| A very important nuance for everyone following this. SBF keeps saying there was a liquidity crisis at FTX, which is 100% not true. A liquidity crisis implies that he took deposits, flipped them into good, but illiquid investments, and ran into trouble because people asked for more cash than FTX had on hand. FTX actually had a solvency crisis, where he took deposits, put them in completely inappropriate investments (many of which are now worthless, all of which were speculative nonsense) and is now revealed to have done that. He's using the concepts of "bank runs" and "liquidity crises" because that's sort of an "aww shucks, got caught in an unfortunate circumstance" situation when what he actually did was one of the stupidest and most malicious things anyone in "finance" has ever done. |
Who was on the other side of these losing trades? People need to follow the money trail. Where did the money go?

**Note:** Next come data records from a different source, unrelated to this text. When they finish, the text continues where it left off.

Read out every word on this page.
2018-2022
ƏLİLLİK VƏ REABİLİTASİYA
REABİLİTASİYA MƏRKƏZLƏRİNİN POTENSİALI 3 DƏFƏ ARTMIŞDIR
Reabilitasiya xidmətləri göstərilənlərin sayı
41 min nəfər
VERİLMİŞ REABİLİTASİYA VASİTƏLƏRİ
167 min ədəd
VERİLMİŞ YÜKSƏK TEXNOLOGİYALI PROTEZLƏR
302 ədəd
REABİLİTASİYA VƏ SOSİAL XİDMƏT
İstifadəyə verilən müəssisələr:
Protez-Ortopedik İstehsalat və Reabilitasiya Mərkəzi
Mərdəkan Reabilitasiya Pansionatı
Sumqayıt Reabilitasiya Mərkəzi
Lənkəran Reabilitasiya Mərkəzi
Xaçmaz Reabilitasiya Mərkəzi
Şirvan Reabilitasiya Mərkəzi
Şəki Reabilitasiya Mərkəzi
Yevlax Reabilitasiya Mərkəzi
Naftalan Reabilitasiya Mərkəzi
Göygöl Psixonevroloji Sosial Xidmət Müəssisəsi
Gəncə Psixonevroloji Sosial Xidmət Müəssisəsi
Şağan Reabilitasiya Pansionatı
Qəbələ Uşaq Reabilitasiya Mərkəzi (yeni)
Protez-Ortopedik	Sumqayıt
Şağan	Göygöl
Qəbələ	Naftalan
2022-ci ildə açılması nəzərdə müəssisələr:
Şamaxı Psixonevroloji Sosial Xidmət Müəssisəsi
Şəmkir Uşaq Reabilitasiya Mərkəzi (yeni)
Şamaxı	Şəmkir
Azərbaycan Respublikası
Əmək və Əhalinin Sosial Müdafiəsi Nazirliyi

There are people who called the Alameda / FTX scam from day one, before FTX was even created (Alameda already existed). Then there are others, like Marc Cohodes, who realized SBF / FTX was a fraud when they looked into it. It's these people we should listen to. They knew SBF was full of shit back then and he's still full of shit now.

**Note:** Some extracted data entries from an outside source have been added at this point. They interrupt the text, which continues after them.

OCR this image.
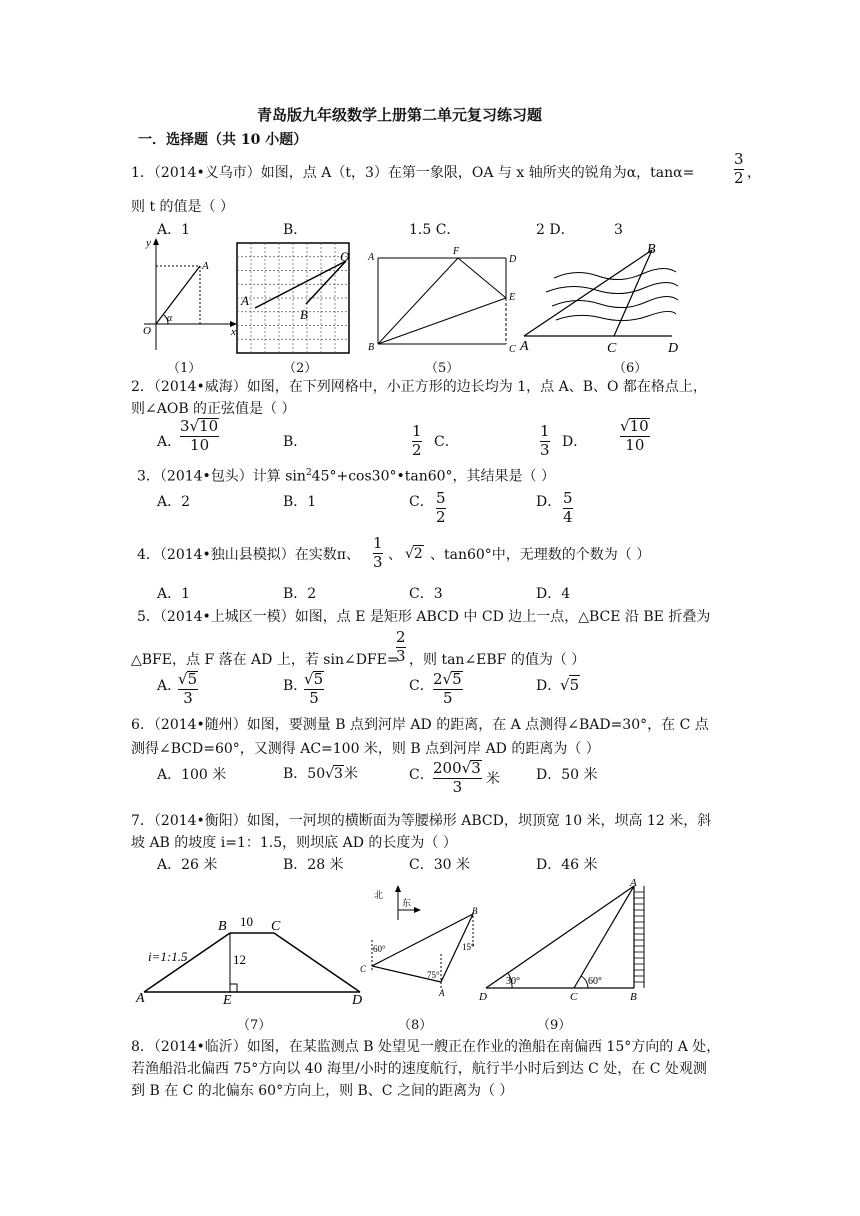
青岛版九年级数学上册第二单元复习练习题
一．选择题（共 10 小题）
1．（2014•义乌市）如图，点 A（t，3）在第一象限，OA 与 x 轴所夹的锐角为α，tanα=
3
2 ，
则 t 的值是（ ）
A．1	B．	1.5 C．	2 D．	3
y
x
O
A
α
（1）
O
A
B
（2）
A
F
D
E
B	C
（5）
B
A	C	D
（6）
2．（2014•威海）如图，在下列网格中，小正方形的边长均为 1，点 A、B、O 都在格点上，
则∠AOB 的正弦值是（ ）
A．
3√10
10	B．
1
2 C．
1
3 D．
√10
10
3．（2014•包头）计算 $\sin^245^\circ+\cos 30^\circ•\tan 60^\circ$，其结果是（ ）
A．2	B．1	C． 5
2
D． 5
4
4．（2014•独山县模拟）在实数π、
1
3 、 √2 、tan60°中，无理数的个数为（ ）
A．1	B．2	C．3	D．4
5．（2014•上城区一模）如图，点 E 是矩形 ABCD 中 CD 边上一点，△BCE 沿 BE 折叠为
△BFE，点 F 落在 AD 上，若 sin∠DFE=
2
3 ，则 tan∠EBF 的值为（ ）
A．
√5
3
B．
√5
5
C． 2√5
5
D．
√5
6．（2014•随州）如图，要测量 B 点到河岸 AD 的距离，在 A 点测得∠BAD=30°，在 C 点
测得∠BCD=60°，又测得 AC=100 米，则 B 点到河岸 AD 的距离为（ ）
A．100 米	B．50√3米	C． 200√3
3 米	D．50 米
7．（2014•衡阳）如图，一河坝的横断面为等腰梯形 ABCD，坝顶宽 10 米，坝高 12 米，斜
坡 AB 的坡度 i=1：1.5，则坝底 AD 的长度为（ ）
A．26 米	B．28 米	C．30 米	D．46 米
i=1:1.5
B	C
10
12
A	E	D
（7）
北
东
C
B
A
60°
75°
15°
（8）
A
D	C	B
30°	60°
（9）
8．（2014•临沂）如图，在某监测点 B 处望见一艘正在作业的渔船在南偏西 15°方向的 A 处，
若渔船沿北偏西 75°方向以 40 海里/小时的速度航行，航行半小时后到达 C 处，在 C 处观测
到 B 在 C 的北偏东 60°方向上，则 B、C 之间的距离为（ ）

I do not buy the "inappropriate investments" angle. To me it was defrauding both users and investors by any means possible and funneling the money into the Bahamian blackhole. While putting the blame on "leveraged trades without stop-losses gone wrong".

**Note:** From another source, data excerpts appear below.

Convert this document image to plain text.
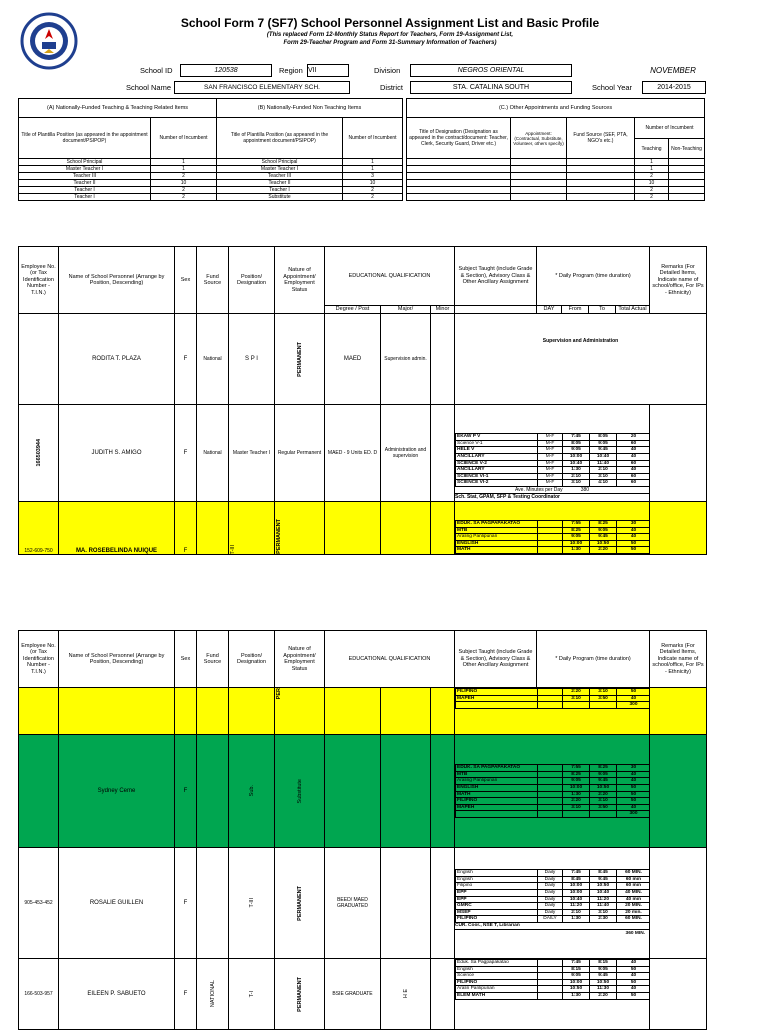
School Form 7 (SF7) School Personnel Assignment List and Basic Profile
(This replaced Form 12-Monthly Status Report for Teachers, Form 19-Assignment List,
Form 29-Teacher Program and Form 31-Summary Information of Teachers)
School ID	120538	Region VII	Division	NEGROS ORIENTAL	NOVEMBER
School Name	SAN FRANCISCO ELEMENTARY SCH.	District	STA. CATALINA SOUTH	School Year	2014-2015
(A) Nationally-Funded Teaching & Teaching Related Items	
Title of Plantilla Position (as appeared in the appointment document/PSIPOP)	Number of Incumbent
School Principal	1
Master Teacher I	1
Teacher III	2
Teacher II	10
Teacher I	2
Teacher I	2
(B) Nationally-Funded Non Teaching Items	
Title of Plantilla Position (as appeared in the appointment document/PSIPOP)	Number of Incumbent
School Principal	1
Master Teacher I	1
Teacher III	3
Teacher II	10
Teacher I	2
Substitute	2
(C.) Other Appointments and Funding Sources				
Title of Designation (Designation as appeared in the contract/document: Teacher, Clerk, Security Guard, Driver etc.)	Appointment: (Contractual, Substitute, Volunteer, others specify)	Fund Source (SEF, PTA, NGO's etc.)	Number of Incumbent	
			Teaching	Non-Teaching
			1	
			1	
			2	
			10	
			2	
			2	
Employee No. (or Tax Identification Number - T.I.N.)	Name of School Personnel (Arrange by Position, Descending)	Sex	Fund Source	Position/ Designation	Nature of Appointment/ Employment Status	EDUCATIONAL QUALIFICATION	Subject Taught (include Grade & Section), Advisory Class & Other Ancillary Assignment	* Daily Program (time duration)	Remarks (For Detailed Items, Indicate name of school/office, For IPs - Ethnicity)
Degree / Post	Major/	Minor		DAY	From	To	Total Actual
	RODITA T. PLAZA	F	National	S P I	PERMANENT	MAED	Supervision admin.		Supervision and Administration

166503944	JUDITH S. AMIGO	F	National	Master Teacher I	Regular Permanent	MAED - 9 Units ED. D	Administration and supervision		
EKAW P V	M-F	7:45	8:05	20
Science V-1	M-F	8:05	9:05	60
HELE V	M-F	9:05	9:45	40
ANCILLARY	M-F	10:00	10:40	40
SCIENCE V-2	M-F	10:40	11:40	60
ANCILLARY	M-F	1:30	2:10	40
SCIENCE VI-1	M-F	2:10	3:10	60
SCIENCE VI-2	M-F	3:10	4:10	60
Ave. Minutes per Day	380
Sch. Stat, GPAM, SFP & Testing Coordinator

152-609-750	MA. ROSEBELINDA NUIQUE	F		T-III	PERMANENT
					EDUK. SA PAGPAPAKATAO		7:55	8:25	30
MTB		8:25	9:05	40
Araling Panlipunan		9:05	9:45	40
ENGLISH		10:00	10:50	50
MATH		1:30	2:20	50

Employee No. (or Tax Identification Number - T.I.N.)	Name of School Personnel (Arrange by Position, Descending)	Sex	Fund Source	Position/ Designation	Nature of Appointment/ Employment Status	EDUCATIONAL QUALIFICATION	Subject Taught (include Grade & Section), Advisory Class & Other Ancillary Assignment	* Daily Program (time duration)	Remarks (For Detailed Items, Indicate name of school/office, For IPs - Ethnicity)

PER
					FILIPINO		2:20	3:10	50
MAPEH		3:10	3:50	40
				300

	Sydney Ceme	F		Sub.	Substitute

EDUK. SA PAGPAPAKATAO		7:55	8:25	30
MTB		8:25	9:05	40
Araling Panlipunan		9:05	9:45	40
ENGLISH		10:00	10:50	50
MATH		1:30	2:20	50
FILIPINO		2:20	3:10	50
MAPEH		3:10	3:50	40
				300

905-453-452	ROSALIE GUILLEN	F		T-III	PERMANENT	BEED/ MAED GRADUATED			
English	Daily	7:45	8:45	60 MIN.
English	Daily	8:45	9:45	60 min
Filipino	Daily	10:00	10:50	60 min
EPP	Daily	10:00	10:40	40 MIN.
EPP	Daily	10:40	11:20	40 min
GMRC	Daily	11:20	11:40	20 MIN.
MSEP	Daily	2:10	3:10	20 min.
FILIPINO	DAILY	1:30	2:30	60 MIN.
CUR. Coor., NSE T, Librarian
360 MIN.

166-503-957	EILEEN P. SABUETO	F	NATIONAL	T-I	PERMANENT	BSIE GRADUATE	H E

Eduk. Sa Pagpapakatao		7:45	8:15	40
English		8:15	9:05	50
Science		9:05	9:45	40
FILIPINO		10:00	10:50	50
Aralin Panlipunan		10:50	11:30	40
ELEM MATH		1:30	2:20	50
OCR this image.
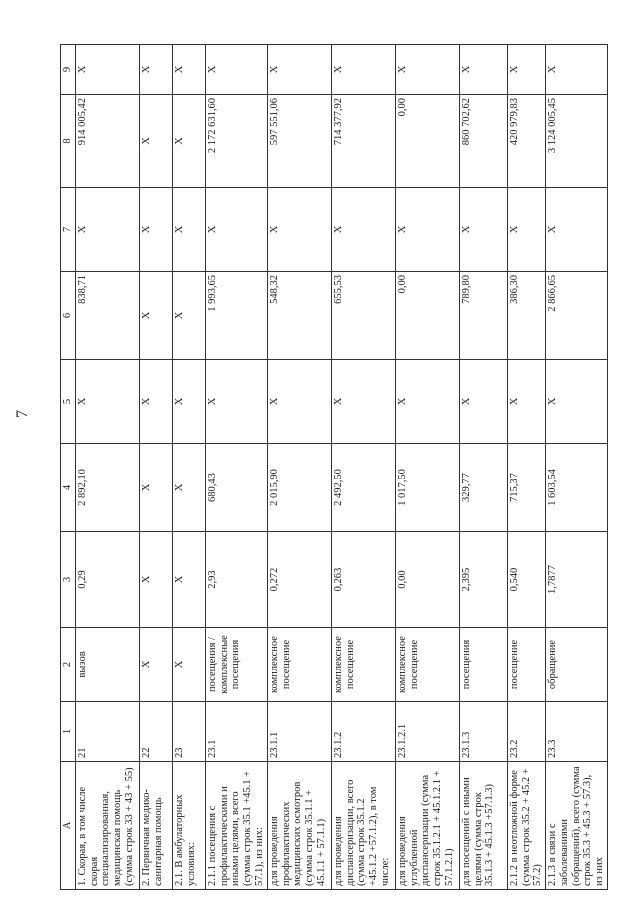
7
А	1	2	3	4	5	6	7	8	9
1. Скорая, в том числе скорая специализированная, медицинская помощь (сумма строк 33 + 43 + 55)	21	вызов	0,29	2 892,10	Х	838,71	Х	914 005,42	Х
2. Первичная медико-санитарная помощь	22	Х	Х	Х	Х	Х	Х	Х	Х
2.1. В амбулаторных условиях:	23	Х	Х	Х	Х	Х	Х	Х	Х
2.1.1 посещения с профилактическими и иными целями, всего (сумма строк 35.1 +45.1 + 57.1), из них:	23.1	посещения / комплексные посещения	2,93	680,43	Х	1 993,65	Х	2 172 631,60	Х
для проведения профилактических медицинских осмотров (сумма строк 35.1.1 + 45.1.1 + 57.1.1)	23.1.1	комплексное посещение	0,272	2 015,90	Х	548,32	Х	597 551,06	Х
для проведения диспансеризации, всего (сумма строк 35.1.2 +45.1.2 +57.1.2), в том числе:	23.1.2	комплексное посещение	0,263	2 492,50	Х	655,53	Х	714 377,92	Х
для проведения углубленной диспансеризации (сумма строк 35.1.2.1 + 45.1.2.1 + 57.1.2.1)	23.1.2.1	комплексное посещение	0,00	1 017,50	Х	0,00	Х	0,00	Х
для посещений с иными целями (сумма строк 35.1.3 + 45.1.3 +57.1.3)	23.1.3	посещения	2,395	329,77	Х	789,80	Х	860 702,62	Х
2.1.2 в неотложной форме (сумма строк 35.2 + 45.2 + 57.2)	23.2	посещение	0,540	715,37	Х	386,30	Х	420 979,83	Х
2.1.3 в связи с заболеваниями (обращений), всего (сумма строк 35.3 + 45.3 + 57.3), из них	23.3	обращение	1,7877	1 603,54	Х	2 866,65	Х	3 124 005,45	Х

There are just way too many things that do not add up: SBF/FTX bought a bank which belonged to the owners of Deltec in the Bahamas (the bank behind the whole iFinex (tether+Bitfinex) fraud, except that one hasn't blown yet).
And the latest amazing development: the current Bahamas attorney general used to work for... Deltec.
There's only one thing to say: you cannot make that shit up.
I don't think any movie or book writer could ever come up with something that insane.